Really then, I write for me, and I do so because I cannot but write: I am filled with wonder, joy, peace, and goodness through this relation.  Yet because this state of being is excessively abundant I also write for others—for love of the love that I have.

So why not just talk about my experiences—why not “spill the beans” and be done?

Three reasons:

First, in order for personal sharing to cultivate life and not alienation there must be authentic relationship between parties.  In other words, openness requires trust.  Second, although my experiences were powerfully transformative they may not apply to everyone.  So by generalizing my experiences I broaden their application.  Third, experience alone was not sufficient for my transformation but was accompanied by new (and better) understandings of myself, my fellows, the earth, and God.

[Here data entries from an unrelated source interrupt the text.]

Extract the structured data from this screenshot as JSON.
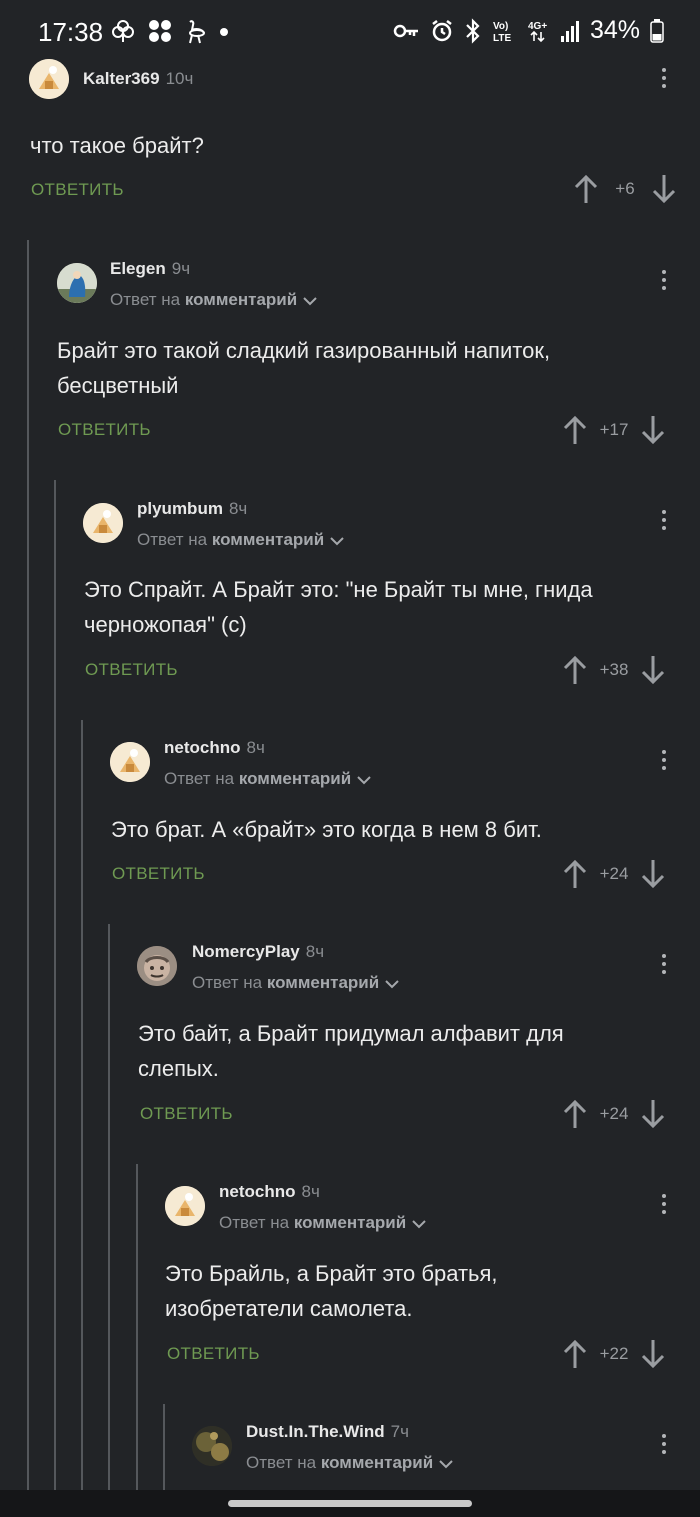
{
  "status_bar": {
    "time": "17:38",
    "battery": "34%",
    "icons_left": [
      "flower-icon",
      "cluster-icon",
      "ostrich-icon",
      "dot-icon"
    ],
    "icons_right": [
      "key-icon",
      "alarm-icon",
      "bluetooth-icon",
      "volte-icon",
      "4g-icon",
      "signal-icon",
      "battery-icon"
    ]
  },
  "labels": {
    "reply": "ОТВЕТИТЬ",
    "reply_to_prefix": "Ответ на",
    "reply_to_target": "комментарий"
  },
  "comments": [
    {
      "user": "Kalter369",
      "time": "10ч",
      "text": "что такое брайт?",
      "score": "+6"
    },
    {
      "user": "Elegen",
      "time": "9ч",
      "text": "Брайт это такой сладкий газированный напиток, бесцветный",
      "score": "+17"
    },
    {
      "user": "plyumbum",
      "time": "8ч",
      "text": "Это Спрайт. А Брайт это: \"не Брайт ты мне, гнида черножопая\" (с)",
      "score": "+38"
    },
    {
      "user": "netochno",
      "time": "8ч",
      "text": "Это брат. А «брайт» это когда в нем 8 бит.",
      "score": "+24"
    },
    {
      "user": "NomercyPlay",
      "time": "8ч",
      "text": "Это байт, а Брайт придумал алфавит для слепых.",
      "score": "+24"
    },
    {
      "user": "netochno",
      "time": "8ч",
      "text": "Это Брайль, а Брайт это братья, изобретатели самолета.",
      "score": "+22"
    },
    {
      "user": "Dust.In.The.Wind",
      "time": "7ч",
      "text": "",
      "score": ""
    }
  ]
}
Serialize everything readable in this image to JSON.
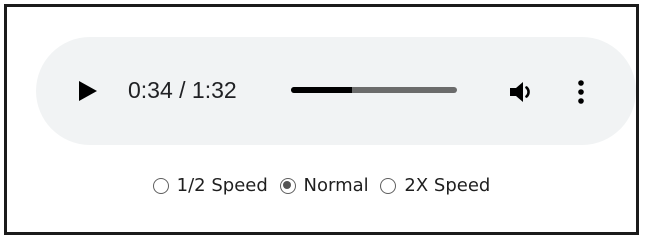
{
  "player": {
    "current_time": "0:34",
    "duration": "1:32",
    "time_display": "0:34 / 1:32",
    "progress_fraction": 0.37,
    "play_icon": "play-icon",
    "volume_icon": "volume-icon",
    "menu_icon": "more-vert-icon"
  },
  "speed": {
    "options": [
      {
        "label": "1/2 Speed",
        "checked": false
      },
      {
        "label": "Normal",
        "checked": true
      },
      {
        "label": "2X Speed",
        "checked": false
      }
    ]
  },
  "colors": {
    "player_background": "#f1f3f4",
    "progress_played": "#000000",
    "progress_remaining": "#6b6b6b",
    "frame_border": "#1b1b1b"
  }
}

In the first instance, where my goal is to revel in the life that I have received and to propose that life to others, I must show that I actually know some true things about life!  As my mentor puts it, to be credible Christians must first prove that they are real people—that they live in the real world and can offer real solutions to real problems.  Christian platitudes—no matter how theologically accurate—are insufficient (and so untrustworthy).

Trust requires a way that does not alienate (a specialty of the evangelical church, sadly): it requires instigating and promoting dialogue.  Dialogue is essential because it a) not only lets the other be herself but encourages such, and b) understands that transformation is not submission of one’s intellect, will, etc., but embrace.  And this takes time.  Dialogue assumes a dialogue partner who is there for the duration of the discussion.

In the second instance, my orientation is not to prescribe a recipe (“do like me and it will all work out”) but to describe a path: I want to generalize my experience so that it can best be understood and appropriated.  To do so I cannot ask others to “be like me” but instead offer general possibilities and sketch general modes of being that others can embrace for and as themselves which may yet be better options—more true and beautiful—than what they had before.

In the third instance, because these new understandings apply to God and human existence, they find their best expression through a combination of theology and philosophy.  So in addition to understanding the Bible better (through sound interpretation and exegesis) we must examine and interpret life well, which is the domain of philosophical hermeneutics.